I had a SOA round table last night with some clever minds. I told them that in my opinion the service oriented paradigm is just one paradigm I use as an enterprise architect. I use for example also the data oriented approach, a proces oriented approach, all columns of the Zachman framework and more. One of them http://www.futurefurniture.nl/jeroen-j-van-beele asked me to make that more manifest. I will do that in due time. But for the time being I found will refer to some descriptions in NORA: http://matrix.e-overheid.nl/row.aspx?matrixid=nora&rowid=4&view=Architectuur (in dutch, especially paragraph 4.4.5).

Thursday, April 5, 2007

Creating flexibility

Some-one refreshed my insight today into flexibility, especially in the alignment between business and information architecture and technology. He told me that inflexibility in information architecture and technology in relation to the business comes into existance if the (flexibility in the) model used for information architecture and technology is very different than the (flexibility in the) model of the business. In that case, simple changes in the business (for which flexibility they designed themselves) turn out to be very complex changes in information or technologie. In that case ICT becomes the main bottleneck for flexibility.
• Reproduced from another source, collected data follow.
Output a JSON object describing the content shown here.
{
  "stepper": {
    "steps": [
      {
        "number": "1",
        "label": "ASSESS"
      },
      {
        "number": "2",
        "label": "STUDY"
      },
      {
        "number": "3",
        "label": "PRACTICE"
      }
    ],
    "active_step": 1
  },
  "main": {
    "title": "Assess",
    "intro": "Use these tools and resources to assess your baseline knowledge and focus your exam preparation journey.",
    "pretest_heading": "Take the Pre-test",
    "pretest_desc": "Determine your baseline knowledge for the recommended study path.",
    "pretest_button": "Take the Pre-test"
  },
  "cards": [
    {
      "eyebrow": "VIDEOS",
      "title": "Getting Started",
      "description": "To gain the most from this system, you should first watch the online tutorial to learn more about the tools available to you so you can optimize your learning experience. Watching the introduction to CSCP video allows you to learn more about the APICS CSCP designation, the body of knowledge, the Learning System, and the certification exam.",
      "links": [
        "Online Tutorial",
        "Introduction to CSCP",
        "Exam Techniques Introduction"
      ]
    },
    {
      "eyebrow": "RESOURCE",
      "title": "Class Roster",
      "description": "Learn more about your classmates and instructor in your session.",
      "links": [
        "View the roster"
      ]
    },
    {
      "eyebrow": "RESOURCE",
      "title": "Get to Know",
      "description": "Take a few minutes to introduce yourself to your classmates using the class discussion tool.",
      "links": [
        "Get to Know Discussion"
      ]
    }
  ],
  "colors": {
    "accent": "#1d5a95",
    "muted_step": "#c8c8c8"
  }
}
This might be a very good argument for the case of service orientation, if you use similar models of service decomposition throughout business architecture, information architecture and technology architecture. In that case, all models have the same flexibel and inflexible pieces, and the flexibility was in all models as chosen by the business (model). If anything, SOA gives flexibility (and inflexibility) design decisions back to the business in that case.

This is also a strong case for not using very different (disjoint) models in the different architectures.